Sumber: Reuters | Editor: Yudho Winarto
KONTAN.CO.ID – BEIJING. Pengeluaran wisatawan China selama libur Hari Buruh (May Day) naik 8% secara tahunan menjadi 180,27 miliar yuan (setara US$ 24,92 miliar). Meski meningkat, angka ini masih belum kembali ke level sebelum pandemi.
Libur May Day, salah satu yang terpanjang di China, dipantau ketat sebagai indikator kepercayaan konsumen di negara dengan ekonomi terbesar kedua di dunia ini.
Kementerian Pariwisata China mencatat ada 314 juta perjalanan domestik sepanjang libur lima hari tersebut, naik 6,5% dari tahun sebelumnya.
Transaksi menggunakan aplikasi pembayaran populer Weixin Pay juga melonjak lebih dari 10%, dengan kenaikan mencolok di sektor restoran.

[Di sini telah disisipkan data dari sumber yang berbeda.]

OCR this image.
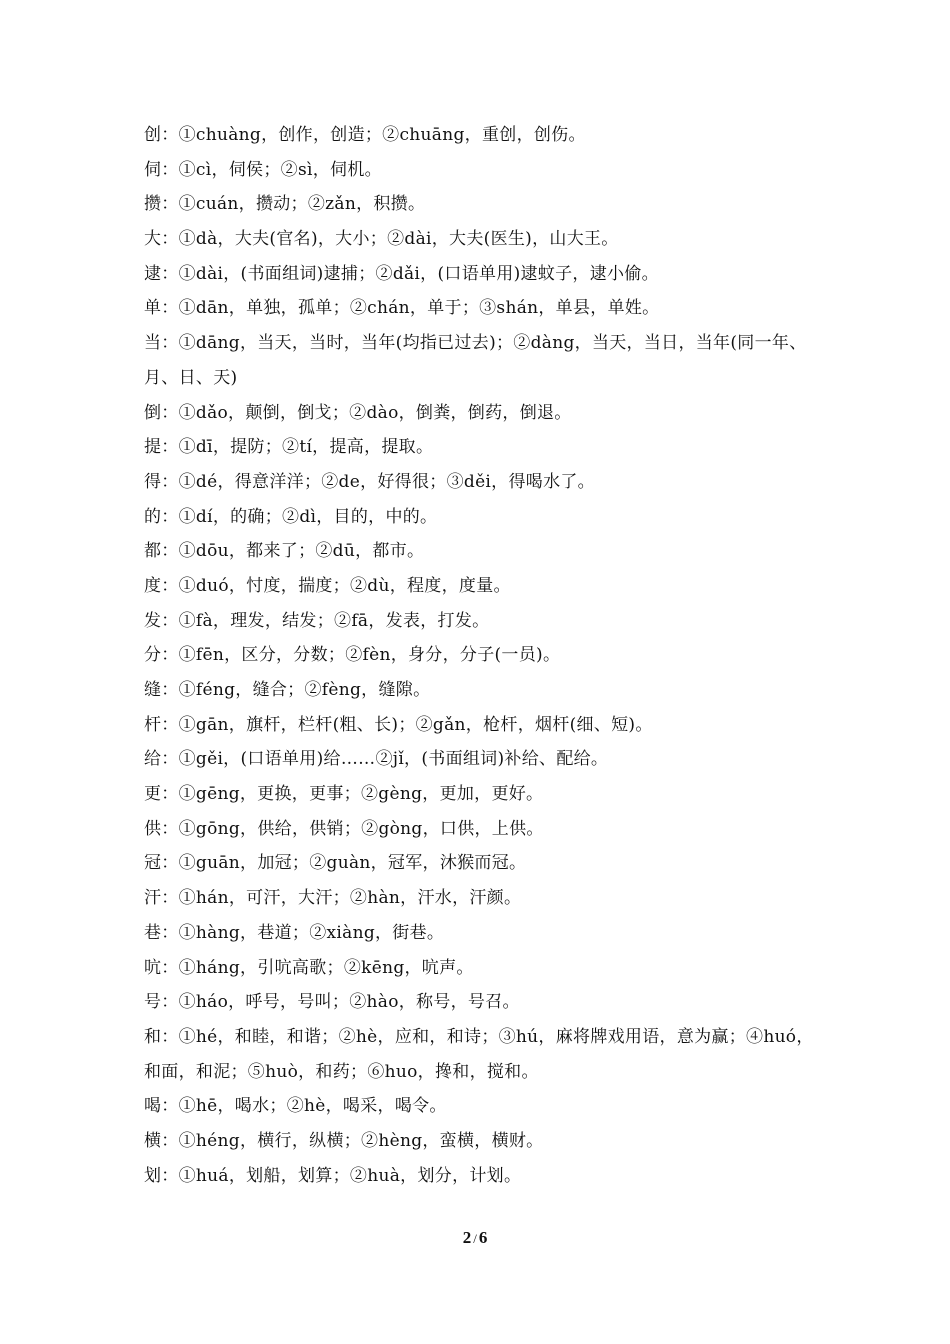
创：①chuàng，创作，创造；②chuāng，重创，创伤。
伺：①cì，伺侯；②sì，伺机。
攒：①cuán，攒动；②zǎn，积攒。
大：①dà，大夫(官名)，大小；②dài，大夫(医生)，山大王。
逮：①dài，(书面组词)逮捕；②dǎi，(口语单用)逮蚊子，逮小偷。
单：①dān，单独，孤单；②chán，单于；③shán，单县，单姓。
当：①dāng，当天，当时，当年(均指已过去)；②dàng，当天，当日，当年(同一年、
月、日、天)
倒：①dǎo，颠倒，倒戈；②dào，倒粪，倒药，倒退。
提：①dī，提防；②tí，提高，提取。
得：①dé，得意洋洋；②de，好得很；③děi，得喝水了。
的：①dí，的确；②dì，目的，中的。
都：①dōu，都来了；②dū，都市。
度：①duó，忖度，揣度；②dù，程度，度量。
发：①fà，理发，结发；②fā，发表，打发。
分：①fēn，区分，分数；②fèn，身分，分子(一员)。
缝：①féng，缝合；②fèng，缝隙。
杆：①gān，旗杆，栏杆(粗、长)；②gǎn，枪杆，烟杆(细、短)。
给：①gěi，(口语单用)给……②jǐ，(书面组词)补给、配给。
更：①gēng，更换，更事；②gèng，更加，更好。
供：①gōng，供给，供销；②gòng，口供，上供。
冠：①guān，加冠；②guàn，冠军，沐猴而冠。
汗：①hán，可汗，大汗；②hàn，汗水，汗颜。
巷：①hàng，巷道；②xiàng，街巷。
吭：①háng，引吭高歌；②kēng，吭声。
号：①háo，呼号，号叫；②hào，称号，号召。
和：①hé，和睦，和谐；②hè，应和，和诗；③hú，麻将牌戏用语，意为赢；④huó，
和面，和泥；⑤huò，和药；⑥huo，搀和，搅和。
喝：①hē，喝水；②hè，喝采，喝令。
横：①héng，横行，纵横；②hèng，蛮横，横财。
划：①huá，划船，划算；②huà，划分，计划。
2 / 6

Baca Juga: Yuan China Tembus Level Tertinggi 1,5 Bulan, Investor Tinggalkan Dolar AS
Namun, pengeluaran rata-rata per orang selama liburan hanya naik 1,5% menjadi 574,1 yuan, masih di bawah level 2019 yang mencapai 603,4 yuan.

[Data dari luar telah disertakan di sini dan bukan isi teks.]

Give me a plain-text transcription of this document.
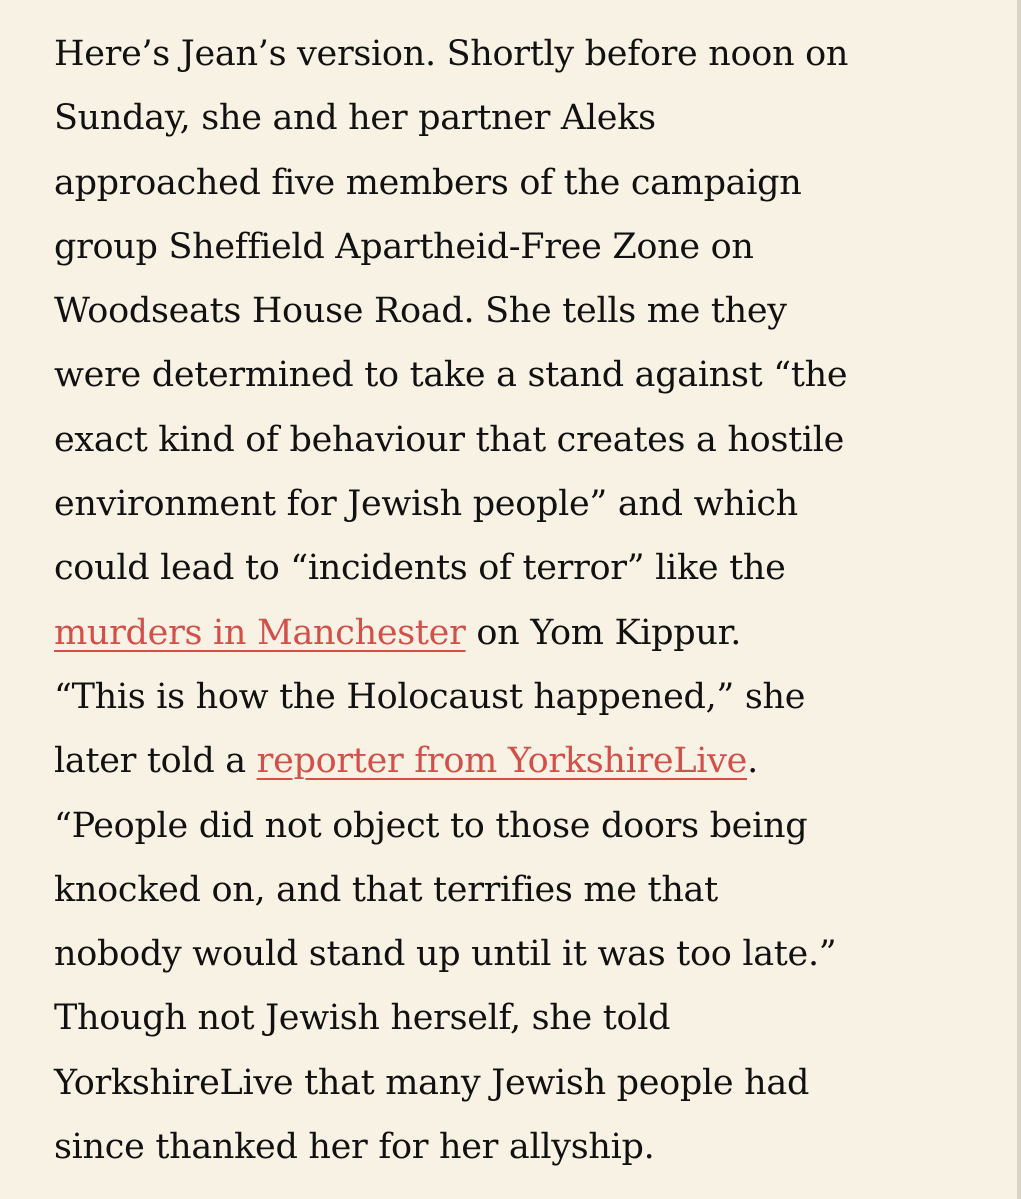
Here’s Jean’s version. Shortly before noon on
Sunday, she and her partner Aleks
approached five members of the campaign
group Sheffield Apartheid-Free Zone on
Woodseats House Road. She tells me they
were determined to take a stand against “the
exact kind of behaviour that creates a hostile
environment for Jewish people” and which
could lead to “incidents of terror” like the
murders in Manchester on Yom Kippur.
“This is how the Holocaust happened,” she
later told a reporter from YorkshireLive.
“People did not object to those doors being
knocked on, and that terrifies me that
nobody would stand up until it was too late.”
Though not Jewish herself, she told
YorkshireLive that many Jewish people had
since thanked her for her allyship.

Penjualan tiket bioskop anjlok, hanya mencetak pendapatan 747 juta yuan—hanya separuh dari pendapatan tahun lalu.
Selain itu, 10,9 juta orang tercatat keluar-masuk wilayah China selama periode libur, meningkat 28,7% dibanding 2024.

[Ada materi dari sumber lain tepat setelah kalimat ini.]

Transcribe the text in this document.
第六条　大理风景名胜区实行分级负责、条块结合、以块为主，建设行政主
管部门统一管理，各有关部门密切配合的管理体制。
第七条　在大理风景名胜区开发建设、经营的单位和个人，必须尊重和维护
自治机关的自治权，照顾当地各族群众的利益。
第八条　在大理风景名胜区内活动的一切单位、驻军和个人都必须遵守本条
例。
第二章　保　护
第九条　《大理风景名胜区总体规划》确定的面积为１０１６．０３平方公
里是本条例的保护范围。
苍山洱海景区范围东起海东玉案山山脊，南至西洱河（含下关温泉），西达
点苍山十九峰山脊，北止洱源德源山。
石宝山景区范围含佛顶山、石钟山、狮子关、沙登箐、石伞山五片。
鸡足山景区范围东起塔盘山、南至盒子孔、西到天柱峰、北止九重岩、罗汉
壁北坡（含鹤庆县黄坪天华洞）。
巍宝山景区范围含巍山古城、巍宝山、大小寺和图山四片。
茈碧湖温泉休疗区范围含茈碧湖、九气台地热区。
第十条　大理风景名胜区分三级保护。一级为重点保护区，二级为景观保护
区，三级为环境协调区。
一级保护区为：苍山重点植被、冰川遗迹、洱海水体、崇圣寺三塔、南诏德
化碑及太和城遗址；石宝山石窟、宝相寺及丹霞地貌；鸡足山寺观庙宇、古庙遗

Dari jumlah tersebut, 1,1 juta adalah warga asing, naik tajam 43,1%, menurut Xinhua.
Baca Juga: Trump Inginkan Kesepakatan Perdagangan yang Adil dengan China
Sektor Jasa Melambat
Tekanan juga datang dari sektor jasa. Aktivitas jasa China tumbuh pada laju paling lambat dalam tujuh bulan terakhir di April, menurut survei Caixin/S&P Global yang dirilis Selasa (6/5).
Indeks PMI jasa turun menjadi 50,7 dari 51,9 pada Maret, mendekati ambang stagnasi di angka 50.
Survei ini mencerminkan tekanan dari ketidakpastian akibat tarif AS, dan menjadi sinyal bahwa dampak perang dagang merembet ke luar sektor manufaktur.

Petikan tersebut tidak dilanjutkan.